Volumes are up, as you can see here: Senderbase (via Talos), SpamCop and DCC but it's still quite a bit lower than the volumes immediately prior to the McColo disconnection - approximately 40% lower.

2008-12-04: The Plateau

Overall volumes and detection rates seem to be about the same as they were in our previous entry (Nov 25).
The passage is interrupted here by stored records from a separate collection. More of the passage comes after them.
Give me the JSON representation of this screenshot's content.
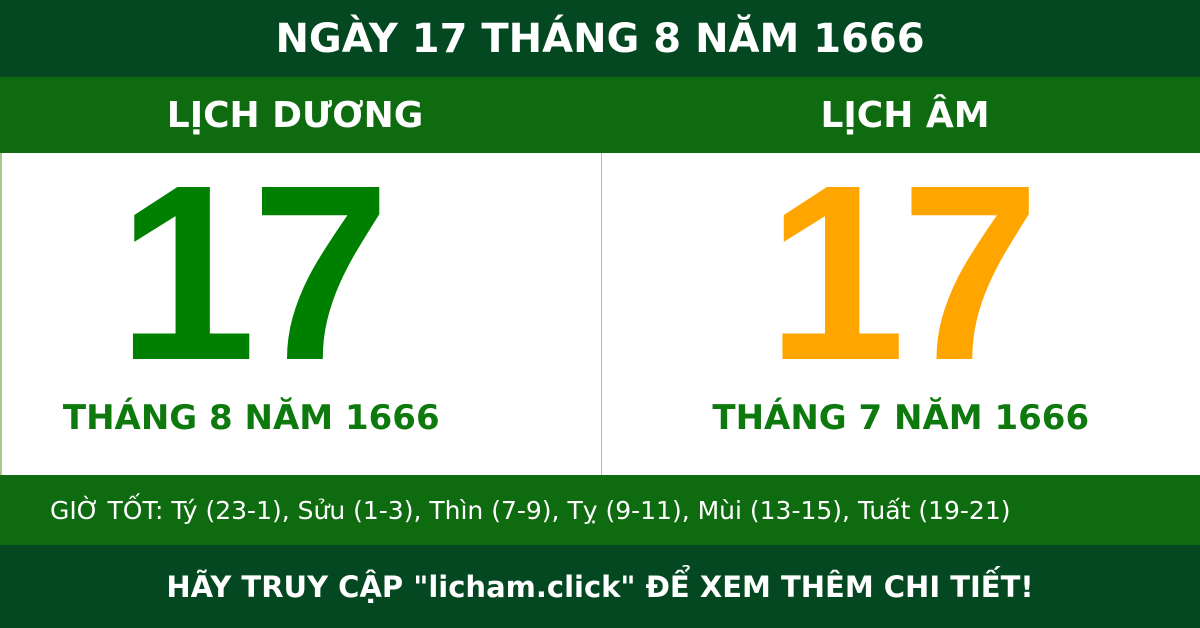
{
  "title": "NGÀY 17 THÁNG 8 NĂM 1666",
  "solar": {
    "heading": "LỊCH DƯƠNG",
    "day": "17",
    "month_year": "THÁNG 8 NĂM 1666"
  },
  "lunar": {
    "heading": "LỊCH ÂM",
    "day": "17",
    "month_year": "THÁNG 7 NĂM 1666"
  },
  "good_hours": "GIỜ TỐT: Tý (23-1), Sửu (1-3), Thìn (7-9), Tỵ (9-11), Mùi (13-15), Tuất (19-21)",
  "footer": "HÃY TRUY CẬP \"licham.click\" ĐỂ XEM THÊM CHI TIẾT!",
  "colors": {
    "dark_green": "#034821",
    "green": "#0f6b10",
    "solar_day": "#008000",
    "lunar_day": "#ffa500"
  }
}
However, the volume of spam assignable to "named" BOTNETs has finally risen from the pre-McColo maxium of 68% and post-McColo minimum of 34%, of total CBL detected volume to 74%.

Cutwail is still strong - pre-McColo and current detection rates are about the same, but total spam volume is about half.

Mega-D is stronger than before and now is in first place in the spam volume sweepstakes (~20%).

Asprox is fluctuating madly, and is obviously having severe difficulties. C&C hosting problems? Too bad.

Bobax and Warezov have shrunk somewhat from their post-McColo peak.

Srizbi is still not a significant factor - in fact, it seems to have fallen on its face again after a few brief pathetic spikes.

There are a couple of new BOTNETs apparent. It's not altogether clear whether they're just reincarnations of previous BOTNETs or something entirely new. Probably not new. The BOTNET spewing live.com gambling and pharmaceutical links has practically died out - looks like Microsoft is finally getting on the ball in killing the bogus web sites.